If players recognize that scripts are using an enormous number of moves for a disproportionately small number of points, compared with manual play they will naturally gravitate to manual play in a puzzle which only allows a finite number of moves.

beta_helix Staff Lv 1

if this were implemented (and we've talked about it in our meetings for a while, but it never makes it to the top of our priority queue) it would most likely allow scripts, but as many people have mentioned: using scripts would quickly use up most of your moves so they would most likely not be used.

infjamc Lv 1

It seems to me that the number cannot be either too high or too low:

  • If the limit is too high, it wouldn't affect things much other than discouraging overnight rebuild scripts.

  • If the limit is too low, not much exploration could be done even manually. Plus, this could encourage "Hail Mary pass"-type moves (i.e. tactics that have a low probability of succeeding but a high payoff if it succeeds) in the attempt of maximizing the score-gain-to-moves-made ratio and generate a lot of models that are mostly incorrect.
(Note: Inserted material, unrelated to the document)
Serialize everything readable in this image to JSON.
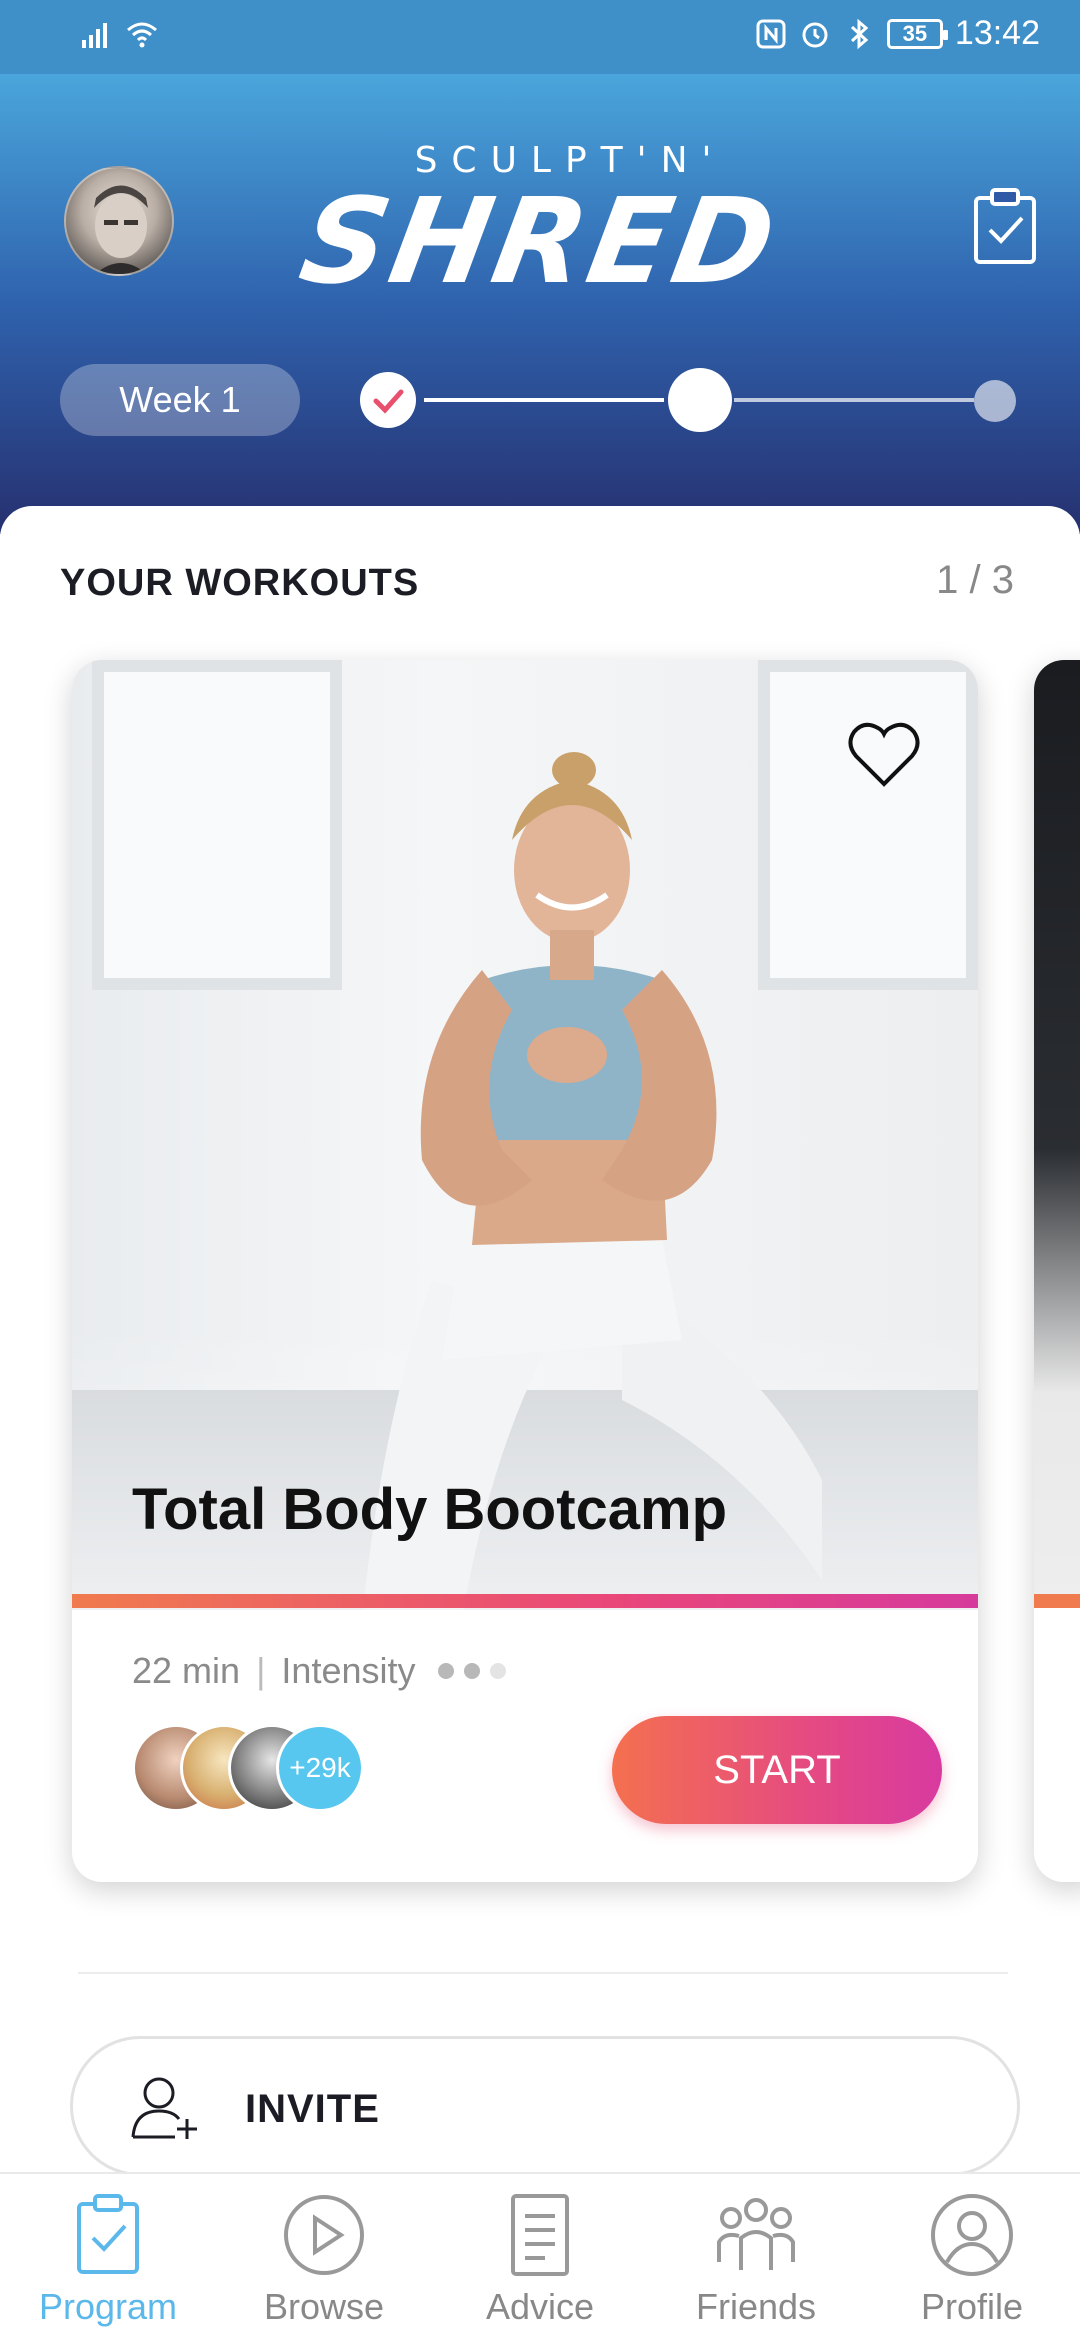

==> So, it seems to me that the optimal move limit would be somewhere in the 100 to 10000 range…

phi16 Lv 1

There are three other aspects to speed folding that are in keeping with learning how proteins fold by using the collective intelligence of the players and not just about the 'game.'

First, teamwork should and would be an important consideration of speed folding. Because the game becomes a reasonably shorter version of itself, the team is able to discuss best results and improve upon them. It then is not about the play so much as it is the replay. I can see teams trying the puzzle over and over, to keep within the time (move) limit and get better and better results. In the process, perhaps there will be insights as to what is making a difference to the outcome and what is not. I'm reminded of the scene from the movie Apollo 13 where a fellow astronaut on the ground is trying to figure out how to make a CO2 scrubber from the remaining parts and duct tape, fire the retro rockets, and use the little fuel that they have left in the proper sequence to get them down safely. He tries the sequence of moves over and over and over until he figured out how to do it with the remaining fuel. According to the movie version of events, he saved the day.

The second aspect to why we should try speed folding is the possibility that there is going to be new scripts written just for this type of game. And, like protein folding in nature, where folding is done over and over until an advantage is achieved and the new variation is kept instead of discarded, scripts can be rewritten after the game has been played, again and again, eliminated superfluous moves. This revisiting and streamlining will also help to teach us what works and what does not.

The third possibility is that players, themselves, figure out simplified play. For example, let's say that at the end of a run, it is seen that a certain helix is now at a new location. In the first run, the helix got there through trial and error and 100,000 wiggles and shakes, banding and pulls, of a Compressor script. Knowing the advantageous end position, folders may be able to band and pull the helix into its correct position in just a few moves. It is this revisiting that is to be encouraged in speed folding. To do that, I would emphasize the shorter game variation.